Groundwork being laid for second lithium mine

Horní Slavkov, photo: Horní Slavkov municipal office, CC BY-SA 3.0

Plans are afoot to mine lithium at Horní Slavkov, West Bohemia, which has double the deposits of a mine at Cínovec in the north of the country.

Horní Slavkov,  photo: Horní Slavkov municipal office,  CC BY-SA 3.0
Cínovecká deponie, a company controlled by Czech billionaire Karel Janeček’s investment fund RSJ Investments, already possesses all the necessary permits needed to mine lithium in Cínovec, a former mining town in the Krušné (Ore) Mountains near the German border in north Bohemia. Work is due to begin there in two years’ time.

Now Sanaka Industry, which is also owned by RSJ Investments, is seeking to mine the valuable element at Horní Slavkov, near Sokolov in West Bohemia, the business daily E15 reported. The site is at a waste pond left behind after the mining of tin in the area.

This month the project won agreement from the Czech Ministry of the Environment following the conducting of a binding environmental impact assessment.

Novinky.cz reported that under the environmental impact assessment lithium should be mined on an area of around 23 hectares at Horní Slavkov.

A proposal to mine an area of over 44 hectares was rejected, as was the idea of extracting lithium in only two parts of the waste pond, the news site said.

A spokesperson for Sanaka Industry, Martin Frýdl, told E15 that a mining platform would now have to be established at the waste pond. The company may make a mining application in around a year, he said.

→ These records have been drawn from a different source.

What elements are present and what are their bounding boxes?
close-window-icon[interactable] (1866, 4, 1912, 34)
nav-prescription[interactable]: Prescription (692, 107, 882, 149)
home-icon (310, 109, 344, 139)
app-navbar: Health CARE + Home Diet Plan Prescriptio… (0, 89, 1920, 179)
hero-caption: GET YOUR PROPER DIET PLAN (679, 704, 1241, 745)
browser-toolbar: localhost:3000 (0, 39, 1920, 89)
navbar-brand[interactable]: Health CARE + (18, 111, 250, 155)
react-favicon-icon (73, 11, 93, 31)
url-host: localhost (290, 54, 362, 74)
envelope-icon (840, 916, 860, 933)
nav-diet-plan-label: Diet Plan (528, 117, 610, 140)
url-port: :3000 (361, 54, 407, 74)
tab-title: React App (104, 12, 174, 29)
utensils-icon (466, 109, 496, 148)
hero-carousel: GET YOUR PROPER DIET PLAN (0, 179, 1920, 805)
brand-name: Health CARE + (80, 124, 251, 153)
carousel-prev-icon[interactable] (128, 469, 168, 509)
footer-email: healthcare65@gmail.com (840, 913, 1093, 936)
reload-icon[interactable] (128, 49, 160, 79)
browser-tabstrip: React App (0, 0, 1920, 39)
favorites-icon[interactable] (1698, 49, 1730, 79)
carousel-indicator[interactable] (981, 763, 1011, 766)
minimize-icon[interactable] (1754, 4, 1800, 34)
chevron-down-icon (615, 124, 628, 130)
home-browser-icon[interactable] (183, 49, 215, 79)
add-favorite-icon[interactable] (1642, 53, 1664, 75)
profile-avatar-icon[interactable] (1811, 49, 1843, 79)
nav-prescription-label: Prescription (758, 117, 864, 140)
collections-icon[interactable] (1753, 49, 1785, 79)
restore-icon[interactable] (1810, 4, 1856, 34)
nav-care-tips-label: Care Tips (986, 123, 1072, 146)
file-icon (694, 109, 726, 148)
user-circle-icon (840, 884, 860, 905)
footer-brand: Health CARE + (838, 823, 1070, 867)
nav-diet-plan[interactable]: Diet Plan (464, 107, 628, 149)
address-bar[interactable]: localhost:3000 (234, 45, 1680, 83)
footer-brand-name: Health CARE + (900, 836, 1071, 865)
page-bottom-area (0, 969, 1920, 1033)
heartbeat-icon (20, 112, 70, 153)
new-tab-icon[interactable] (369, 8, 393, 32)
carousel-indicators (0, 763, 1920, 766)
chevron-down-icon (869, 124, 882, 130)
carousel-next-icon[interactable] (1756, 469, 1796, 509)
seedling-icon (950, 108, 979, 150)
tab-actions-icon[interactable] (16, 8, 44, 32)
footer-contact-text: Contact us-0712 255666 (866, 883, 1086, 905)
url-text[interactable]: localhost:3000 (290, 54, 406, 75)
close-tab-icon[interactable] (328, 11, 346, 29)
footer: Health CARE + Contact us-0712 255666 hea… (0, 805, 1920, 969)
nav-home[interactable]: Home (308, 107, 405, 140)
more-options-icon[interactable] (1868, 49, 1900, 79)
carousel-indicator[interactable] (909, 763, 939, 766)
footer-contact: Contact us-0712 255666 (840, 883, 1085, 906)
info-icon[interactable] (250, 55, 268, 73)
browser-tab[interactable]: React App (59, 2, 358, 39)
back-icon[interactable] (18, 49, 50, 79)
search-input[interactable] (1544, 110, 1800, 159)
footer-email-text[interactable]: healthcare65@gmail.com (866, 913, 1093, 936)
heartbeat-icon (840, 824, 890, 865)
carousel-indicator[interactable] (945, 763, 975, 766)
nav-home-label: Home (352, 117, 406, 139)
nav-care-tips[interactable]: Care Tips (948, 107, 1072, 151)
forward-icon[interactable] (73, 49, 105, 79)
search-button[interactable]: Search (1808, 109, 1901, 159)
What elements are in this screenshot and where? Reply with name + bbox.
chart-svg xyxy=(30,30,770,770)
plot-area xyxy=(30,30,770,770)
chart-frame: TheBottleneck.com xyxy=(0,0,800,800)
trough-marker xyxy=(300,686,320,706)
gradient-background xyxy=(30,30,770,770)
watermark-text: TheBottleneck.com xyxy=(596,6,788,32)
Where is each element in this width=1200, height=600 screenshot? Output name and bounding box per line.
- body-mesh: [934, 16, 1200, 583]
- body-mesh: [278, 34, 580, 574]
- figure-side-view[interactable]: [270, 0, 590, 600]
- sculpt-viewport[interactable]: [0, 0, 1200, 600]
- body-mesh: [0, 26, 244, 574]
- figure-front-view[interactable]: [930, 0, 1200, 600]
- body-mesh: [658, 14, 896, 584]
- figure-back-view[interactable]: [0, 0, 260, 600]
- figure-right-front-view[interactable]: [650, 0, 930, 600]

There is estimated to be twice as much lithium at Horní Slavkov as at Cínovec, with a geographical survey suggesting that it contains up to 5,400 tonnes of pure lithium.

Plans are to mine the site for 13 and a half years. Each year Sanaka Industry aims to process 360,000 tonnes of raw materials, which should produce less than 65,000 tonnes of lithium concentrate. It is used to make lithium carbonate, which is in turn used for battery production.

Lithium,  photo: Tomihahndorf,  Public Domain
At a town hall meeting last year some residents of Horní Slavkov expressed opposition to the extraction of lithium in the area, citing fears of heavy truck traffic.

For this reason one of the Ministry of the Environment’s demands is that extracted ore must be transported to a railway siding by conveyor belt, E15 said.

A partner in the project said last year that RSJ Private Equity would seek a strategic partner for the mines in Cínovec and Horní Slavkov. However, Mr. Frýdl of Sanaka Industry said no major negotiations were taking place at present as the company focuses on launching operations.

The Czech Republic possesses around 6 percent of the world’s supply of lithium, E15 said.

In addition to the Czech project, a company named Geomet, owned by Australian investors European Metals, is preparing to mine lithium underground at Cínovec.

Lithium is in high demand as it is used in the production of batteries for mobile phones and electric cars.